Holmes a expliqué : « L’équipe féminine de cricket ne demande pas au Conseil mondial de cricket de s’opposer directement aux talibans ; elles demandent simplement que le Conseil suive ses propres règles. Les règles du Conseil mondial de cricket stipulent que le cricket féminin en Afghanistan doit se développer. Modifiez les budgets, soutenez les programmes de cricket féminin, et aidez-les à se former et à se développer. »
Ce webinaire a également abordé les conséquences étendues de l’inaction. Dr. Erdoe a déclaré : « Ignorer l’apartheid sexuel affaiblit la lutte mondiale pour l’égalité. Le sport doit être une force de changement, pas un instrument de répression. »

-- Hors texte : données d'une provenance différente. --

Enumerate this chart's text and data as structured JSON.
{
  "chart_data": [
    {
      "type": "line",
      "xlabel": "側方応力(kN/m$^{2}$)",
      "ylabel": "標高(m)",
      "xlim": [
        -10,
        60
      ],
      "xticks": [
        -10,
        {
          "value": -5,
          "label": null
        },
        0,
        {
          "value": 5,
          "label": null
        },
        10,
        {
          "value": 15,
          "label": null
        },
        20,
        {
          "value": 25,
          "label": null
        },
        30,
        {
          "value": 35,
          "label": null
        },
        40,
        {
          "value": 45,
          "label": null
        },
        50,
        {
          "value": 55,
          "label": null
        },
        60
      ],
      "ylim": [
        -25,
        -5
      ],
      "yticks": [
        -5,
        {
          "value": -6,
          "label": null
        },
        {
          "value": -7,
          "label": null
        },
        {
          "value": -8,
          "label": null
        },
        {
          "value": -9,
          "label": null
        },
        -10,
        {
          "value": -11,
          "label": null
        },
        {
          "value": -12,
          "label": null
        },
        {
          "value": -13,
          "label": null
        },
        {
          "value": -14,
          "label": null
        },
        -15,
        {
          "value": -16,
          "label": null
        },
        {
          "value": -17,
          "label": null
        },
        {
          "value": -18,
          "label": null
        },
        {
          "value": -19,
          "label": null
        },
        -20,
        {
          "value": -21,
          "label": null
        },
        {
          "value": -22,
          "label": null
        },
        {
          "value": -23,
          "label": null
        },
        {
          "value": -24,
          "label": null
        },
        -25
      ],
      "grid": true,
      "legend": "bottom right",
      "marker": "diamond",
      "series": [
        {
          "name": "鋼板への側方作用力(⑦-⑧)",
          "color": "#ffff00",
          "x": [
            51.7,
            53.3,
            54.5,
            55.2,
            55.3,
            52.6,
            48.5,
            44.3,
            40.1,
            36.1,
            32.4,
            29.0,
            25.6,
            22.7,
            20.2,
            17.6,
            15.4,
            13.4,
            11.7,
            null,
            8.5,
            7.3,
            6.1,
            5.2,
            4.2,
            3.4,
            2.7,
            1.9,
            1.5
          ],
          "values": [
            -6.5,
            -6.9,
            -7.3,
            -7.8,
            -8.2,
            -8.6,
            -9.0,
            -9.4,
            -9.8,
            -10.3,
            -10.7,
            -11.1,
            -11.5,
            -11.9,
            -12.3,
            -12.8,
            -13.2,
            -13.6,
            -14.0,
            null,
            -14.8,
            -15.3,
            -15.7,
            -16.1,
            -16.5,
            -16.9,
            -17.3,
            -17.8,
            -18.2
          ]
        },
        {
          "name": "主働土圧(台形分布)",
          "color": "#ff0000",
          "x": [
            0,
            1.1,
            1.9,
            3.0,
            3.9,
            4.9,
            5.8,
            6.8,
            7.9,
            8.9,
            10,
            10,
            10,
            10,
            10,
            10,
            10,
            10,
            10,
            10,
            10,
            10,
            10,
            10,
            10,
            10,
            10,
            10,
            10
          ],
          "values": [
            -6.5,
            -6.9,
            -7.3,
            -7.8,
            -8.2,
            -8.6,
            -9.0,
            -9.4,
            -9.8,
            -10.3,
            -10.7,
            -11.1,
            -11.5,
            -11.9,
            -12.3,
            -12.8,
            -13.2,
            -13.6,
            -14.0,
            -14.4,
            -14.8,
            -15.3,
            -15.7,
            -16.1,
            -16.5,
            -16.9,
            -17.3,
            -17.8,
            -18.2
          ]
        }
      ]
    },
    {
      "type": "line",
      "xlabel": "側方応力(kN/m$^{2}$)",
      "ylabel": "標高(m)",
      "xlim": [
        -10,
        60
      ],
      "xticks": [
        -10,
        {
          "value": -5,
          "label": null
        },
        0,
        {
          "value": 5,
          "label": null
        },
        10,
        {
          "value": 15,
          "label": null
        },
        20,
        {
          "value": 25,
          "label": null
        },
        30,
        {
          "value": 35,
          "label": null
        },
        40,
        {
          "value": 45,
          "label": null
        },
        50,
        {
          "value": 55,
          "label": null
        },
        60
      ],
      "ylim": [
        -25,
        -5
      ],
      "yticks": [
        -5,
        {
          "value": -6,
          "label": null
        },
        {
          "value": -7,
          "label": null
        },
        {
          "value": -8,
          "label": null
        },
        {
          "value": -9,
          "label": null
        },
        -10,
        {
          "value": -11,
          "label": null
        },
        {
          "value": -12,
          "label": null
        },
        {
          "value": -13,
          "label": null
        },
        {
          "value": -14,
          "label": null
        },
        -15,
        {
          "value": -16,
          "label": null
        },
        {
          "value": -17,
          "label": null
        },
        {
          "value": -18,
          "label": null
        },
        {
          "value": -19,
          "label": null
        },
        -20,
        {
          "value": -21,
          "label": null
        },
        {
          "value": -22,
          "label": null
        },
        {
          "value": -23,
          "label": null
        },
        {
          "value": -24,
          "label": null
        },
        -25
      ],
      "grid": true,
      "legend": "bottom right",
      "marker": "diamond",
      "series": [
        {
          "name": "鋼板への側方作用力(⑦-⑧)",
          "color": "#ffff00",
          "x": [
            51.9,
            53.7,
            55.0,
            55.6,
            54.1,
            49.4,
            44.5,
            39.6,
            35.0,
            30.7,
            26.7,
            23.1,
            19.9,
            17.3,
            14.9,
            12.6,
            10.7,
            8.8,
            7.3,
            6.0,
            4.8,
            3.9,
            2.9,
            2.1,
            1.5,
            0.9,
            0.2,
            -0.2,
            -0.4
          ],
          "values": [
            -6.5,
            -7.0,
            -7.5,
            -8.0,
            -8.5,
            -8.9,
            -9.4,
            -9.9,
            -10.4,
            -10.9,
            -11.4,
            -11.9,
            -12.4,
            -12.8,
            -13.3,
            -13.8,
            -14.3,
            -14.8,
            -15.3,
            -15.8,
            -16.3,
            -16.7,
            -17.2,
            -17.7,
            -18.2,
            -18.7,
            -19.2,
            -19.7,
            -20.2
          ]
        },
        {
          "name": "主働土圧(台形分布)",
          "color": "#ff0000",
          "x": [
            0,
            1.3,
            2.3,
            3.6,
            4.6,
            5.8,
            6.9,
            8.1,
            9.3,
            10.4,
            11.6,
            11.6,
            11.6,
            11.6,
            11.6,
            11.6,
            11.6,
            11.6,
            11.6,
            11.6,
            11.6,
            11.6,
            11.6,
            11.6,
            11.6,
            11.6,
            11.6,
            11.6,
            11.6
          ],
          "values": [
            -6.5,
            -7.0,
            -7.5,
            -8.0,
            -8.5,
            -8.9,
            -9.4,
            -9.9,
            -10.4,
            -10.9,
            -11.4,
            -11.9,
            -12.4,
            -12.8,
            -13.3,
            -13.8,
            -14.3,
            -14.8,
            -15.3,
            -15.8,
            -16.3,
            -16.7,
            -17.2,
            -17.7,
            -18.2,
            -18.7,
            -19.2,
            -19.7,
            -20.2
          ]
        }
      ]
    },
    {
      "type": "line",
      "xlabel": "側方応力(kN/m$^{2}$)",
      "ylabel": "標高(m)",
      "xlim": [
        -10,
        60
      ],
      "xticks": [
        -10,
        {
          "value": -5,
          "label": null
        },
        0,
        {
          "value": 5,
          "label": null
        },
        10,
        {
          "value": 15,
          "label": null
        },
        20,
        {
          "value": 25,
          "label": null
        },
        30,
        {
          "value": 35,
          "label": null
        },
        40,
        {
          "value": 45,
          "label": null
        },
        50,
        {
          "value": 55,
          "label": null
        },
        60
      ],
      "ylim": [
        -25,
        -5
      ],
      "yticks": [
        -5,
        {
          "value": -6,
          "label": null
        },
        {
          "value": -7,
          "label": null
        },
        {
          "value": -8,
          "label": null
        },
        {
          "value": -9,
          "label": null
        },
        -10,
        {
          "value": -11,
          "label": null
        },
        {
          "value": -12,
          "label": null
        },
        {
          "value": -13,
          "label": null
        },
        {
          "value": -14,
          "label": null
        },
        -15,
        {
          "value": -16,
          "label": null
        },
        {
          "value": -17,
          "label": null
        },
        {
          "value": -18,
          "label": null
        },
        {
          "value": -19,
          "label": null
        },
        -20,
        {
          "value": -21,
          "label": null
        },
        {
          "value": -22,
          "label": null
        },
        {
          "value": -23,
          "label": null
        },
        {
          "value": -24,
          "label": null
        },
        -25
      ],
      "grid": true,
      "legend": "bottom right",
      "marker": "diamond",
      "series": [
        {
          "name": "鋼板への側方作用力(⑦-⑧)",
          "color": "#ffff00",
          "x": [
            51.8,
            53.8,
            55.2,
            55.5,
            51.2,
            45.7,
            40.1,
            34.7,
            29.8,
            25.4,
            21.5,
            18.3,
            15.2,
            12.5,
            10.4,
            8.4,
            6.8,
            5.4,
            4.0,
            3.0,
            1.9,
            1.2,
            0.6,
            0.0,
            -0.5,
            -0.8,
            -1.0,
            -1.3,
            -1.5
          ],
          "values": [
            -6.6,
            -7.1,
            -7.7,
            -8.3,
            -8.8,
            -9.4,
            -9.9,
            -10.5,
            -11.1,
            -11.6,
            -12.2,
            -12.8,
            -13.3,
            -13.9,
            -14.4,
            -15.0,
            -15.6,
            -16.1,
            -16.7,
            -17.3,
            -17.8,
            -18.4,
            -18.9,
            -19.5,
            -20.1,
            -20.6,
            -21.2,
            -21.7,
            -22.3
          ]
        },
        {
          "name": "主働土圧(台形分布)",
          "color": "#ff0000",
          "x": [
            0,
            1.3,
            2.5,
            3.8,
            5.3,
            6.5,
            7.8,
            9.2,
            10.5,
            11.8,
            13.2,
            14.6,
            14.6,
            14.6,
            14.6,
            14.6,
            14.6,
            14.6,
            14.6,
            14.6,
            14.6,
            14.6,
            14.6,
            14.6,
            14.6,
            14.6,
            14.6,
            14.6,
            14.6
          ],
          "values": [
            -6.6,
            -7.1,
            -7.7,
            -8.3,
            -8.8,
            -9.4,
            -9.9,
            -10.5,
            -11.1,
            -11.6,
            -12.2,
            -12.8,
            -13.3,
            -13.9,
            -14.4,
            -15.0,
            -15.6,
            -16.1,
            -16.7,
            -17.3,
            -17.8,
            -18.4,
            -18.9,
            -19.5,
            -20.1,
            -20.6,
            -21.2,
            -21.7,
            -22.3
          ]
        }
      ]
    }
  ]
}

La conclusion de la discussion met en évidence l’urgence de la responsabilité mondiale face à la situation des femmes en Afghanistan sous le régime taliban. Le cricket n’est plus seulement un sport—c’est désormais un champ de bataille pour l’égalité des sexes et les droits humains. L’échec du Conseil mondial de cricket à appliquer ses propres normes a affaibli la lutte pour la justice et envoie un message dangereux de normalisation de la répression. L’ICC doit agir rapidement et orienter les financements pour soutenir les femmes afghanes en exil, afin qu’elles aient une chance de s’entraîner et de concourir. L’engagement du conseil d’administration de Cricket Australia est un modèle que d’autres doivent suivre. Ignorer cette question ne renforce pas seulement le récit oppressif des talibans, mais ignore également les principes mondiaux d’égalité et de justice que le sport devrait représenter. Ce n’est pas seulement une question de cricket—il s’agit de soutenir la dignité et les droits des femmes afghanes. La communauté internationale, sous la direction du Conseil mondial de cricket, doit se lever contre l’apartheid sexuel et garantir que l’esprit d’égalité soit accordé à tous les athlètes, indépendamment de leur sexe. Le moment d’agir, c’est maintenant.